L'Occident ne cessera sans doute jamais de lever un sourcil interrogateur en découvrant certaines coutumes, modernes ou anciennes, venues du Japon.
Celle que rapporte The Asahi Shimbun a de quoi étonner: les services de location de voiture du pays ont récemment réalisé qu'un nombre croissant de leurs client·es occupaient leurs véhicules pour faire toute autre chose que rouler.
«Nous n'avons pas une idée claire de la manière dont nos clients se servent de nos véhicules, a reconnu au quotidien nippon un responsable des relations publiques d'Orix Auto Corp. Tout ce que nous pouvons dire, c'est que les données montrent qu'un certain nombre de personnes louent des voitures sans les conduire.»
Déjeuner, chant ou sieste
Autre acteur du marché, NTT Docomo a voulu éclaircir le mystère et a conduit en 2018 un sondage auprès de 400 de ses locataires. Il en est ressorti que plus de 12% de sa clientèle ne louait pas ses véhicules à des fins de transport.
Certain·es y font la sieste, d'autres y déjeunent, d'autres encore se servent de cet espace privé pour discuter au téléphone avec des proches ou des contacts professionnels.
L'étude de NTT Docomo a rapporté d'autres cas plus étonnants: des personnes louaient les véhicules pour regarder la télévision, pratiquer le chant, rapper, apprendre l'anglais, s'habiller pour Halloween ou faire des exercices de gymnastique faciale.

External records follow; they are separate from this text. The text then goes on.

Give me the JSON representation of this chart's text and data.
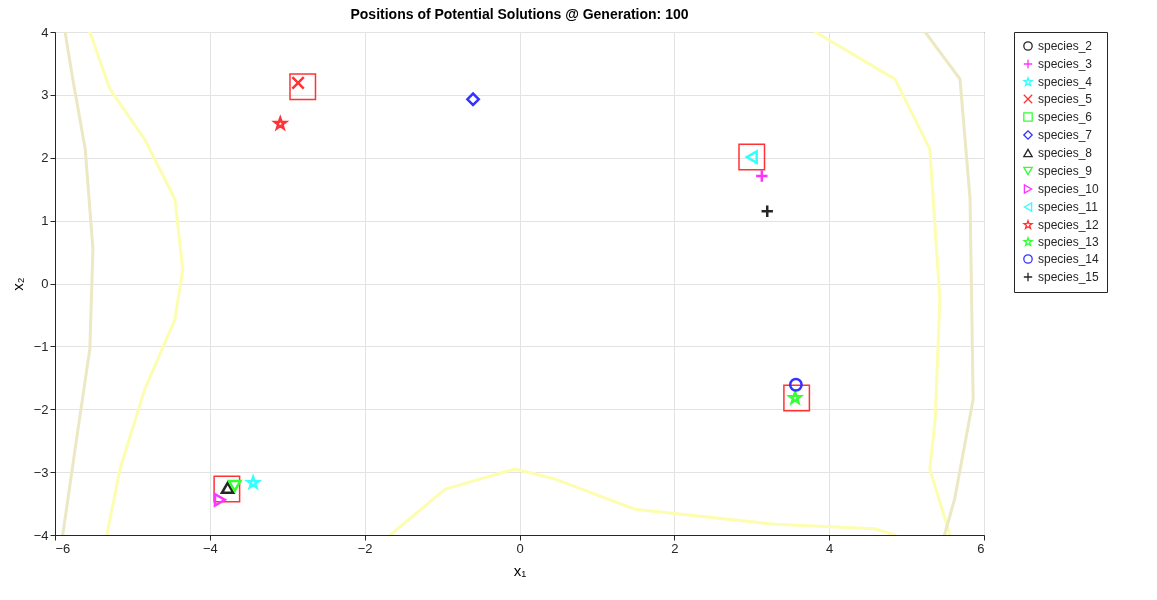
{
  "chart_data": {
    "type": "scatter",
    "title": "Positions of Potential Solutions @ Generation: 100",
    "xlabel": "x₁",
    "ylabel": "x₂",
    "xlim": [
      -6,
      6
    ],
    "xticks": [
      -6,
      -4,
      -2,
      0,
      2,
      4,
      6
    ],
    "ylim": [
      -4,
      4
    ],
    "yticks": [
      -4,
      -3,
      -2,
      -1,
      0,
      1,
      2,
      3,
      4
    ],
    "grid": true,
    "legend": "right",
    "series": [
      {
        "type": "line",
        "color": "#fdfdb0",
        "marker": "none",
        "x": [
          -5.33,
          -5.16,
          -4.84,
          -4.45,
          -4.35,
          -4.45,
          -4.84,
          -5.29,
          -5.55
        ],
        "values": [
          -4,
          -2.95,
          -1.68,
          -0.57,
          0.22,
          1.34,
          2.29,
          3.09,
          4
        ]
      },
      {
        "type": "line",
        "color": "#ece8c4",
        "marker": "none",
        "x": [
          -5.9,
          -5.74,
          -5.55,
          -5.51,
          -5.61,
          -5.77,
          -5.87
        ],
        "values": [
          -4,
          -2.63,
          -1.04,
          0.55,
          2.14,
          3.25,
          4
        ]
      },
      {
        "type": "line",
        "color": "#fdfdb0",
        "marker": "none",
        "x": [
          -1.67,
          -0.96,
          -0.06,
          0.46,
          1.49,
          3.3,
          4.59,
          4.85
        ],
        "values": [
          -4,
          -3.27,
          -2.95,
          -3.11,
          -3.59,
          -3.83,
          -3.9,
          -4
        ]
      },
      {
        "type": "line",
        "color": "#fdfdb0",
        "marker": "none",
        "x": [
          3.82,
          4.85,
          5.3,
          5.43,
          5.37,
          5.3,
          5.56
        ],
        "values": [
          4,
          3.25,
          2.14,
          -0.25,
          -2.16,
          -2.95,
          -4
        ]
      },
      {
        "type": "line",
        "color": "#ece8c4",
        "marker": "none",
        "x": [
          5.24,
          5.69,
          5.82,
          5.86,
          5.62,
          5.49
        ],
        "values": [
          4,
          3.25,
          1.34,
          -1.84,
          -3.43,
          -4
        ]
      },
      {
        "type": "scatter",
        "color": "#ff3333",
        "marker": "square",
        "x": [
          -2.8,
          3.0,
          3.58,
          -3.78
        ],
        "values": [
          3.13,
          2.01,
          -1.82,
          -3.27
        ]
      },
      {
        "name": "species_2",
        "color": "#262626",
        "marker": "circle",
        "x": [
          null
        ],
        "values": [
          null
        ]
      },
      {
        "name": "species_3",
        "color": "#ff33ff",
        "marker": "cross",
        "x": [
          3.13
        ],
        "values": [
          1.71
        ]
      },
      {
        "name": "species_4",
        "color": "#33ffff",
        "marker": "star",
        "x": [
          -3.44
        ],
        "values": [
          -3.17
        ]
      },
      {
        "name": "species_5",
        "color": "#ff3333",
        "marker": "x",
        "x": [
          -2.86
        ],
        "values": [
          3.19
        ]
      },
      {
        "name": "species_6",
        "color": "#33ff33",
        "marker": "square",
        "x": [
          null
        ],
        "values": [
          null
        ]
      },
      {
        "name": "species_7",
        "color": "#3333ff",
        "marker": "diamond",
        "x": [
          -0.6
        ],
        "values": [
          2.93
        ]
      },
      {
        "name": "species_8",
        "color": "#262626",
        "marker": "triangle-up",
        "x": [
          -3.77
        ],
        "values": [
          -3.25
        ]
      },
      {
        "name": "species_9",
        "color": "#33ff33",
        "marker": "triangle-down",
        "x": [
          -3.68
        ],
        "values": [
          -3.22
        ]
      },
      {
        "name": "species_10",
        "color": "#ff33ff",
        "marker": "triangle-right",
        "x": [
          -3.87
        ],
        "values": [
          -3.44
        ]
      },
      {
        "name": "species_11",
        "color": "#33ffff",
        "marker": "triangle-left",
        "x": [
          3.0
        ],
        "values": [
          2.01
        ]
      },
      {
        "name": "species_12",
        "color": "#ff3333",
        "marker": "star",
        "x": [
          -3.09
        ],
        "values": [
          2.54
        ]
      },
      {
        "name": "species_13",
        "color": "#33ff33",
        "marker": "star",
        "x": [
          3.56
        ],
        "values": [
          -1.82
        ]
      },
      {
        "name": "species_14",
        "color": "#3333ff",
        "marker": "circle",
        "x": [
          3.57
        ],
        "values": [
          -1.61
        ]
      },
      {
        "name": "species_15",
        "color": "#262626",
        "marker": "cross",
        "x": [
          3.2
        ],
        "values": [
          1.15
        ]
      }
    ]
  }
}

Entre le foyer et le bureau, loin des foules des restaurants et constituant un petit sanctuaire privé temporaire, ces voitures de location sont devenues de véritables tiers-lieux pour nombre de Japonais·es.
Facile et peu coûteux
Le phénomène s'explique à la fois par le manque de place dans certaines zones de l'archipel et par la facilité avec laquelle il est possible, à chaque heure de chaque jour, de louer l'une de ces voitures pour une courte durée sur l'un des dizaines de milliers de parkings réservés par les compagnies d'autopartage.
Il faut ajouter que le coût de l'opération est faible. The Asahi Shimbun évoque un prix de 400 yens (moins de 3,5 euros) pour trente minutes: «Presque autant que si je passais ce temps dans un cybercafé», raconte un employé de 31 ans, qui s'adonne à cette pratique de la location statique pour dormir ou déjeuner.
Ce détournement de leur business surprend les entreprises de location autant qu'elle les pénalise: un véhicule en mouvement leur rapporte plus d'argent qu'un véhicule statique. Elles mettent également en avant le coût environnemental de la pratique, la clientèle laissant souvent le moteur tourner pour profiter du chauffage en hiver et de la climatisation en été.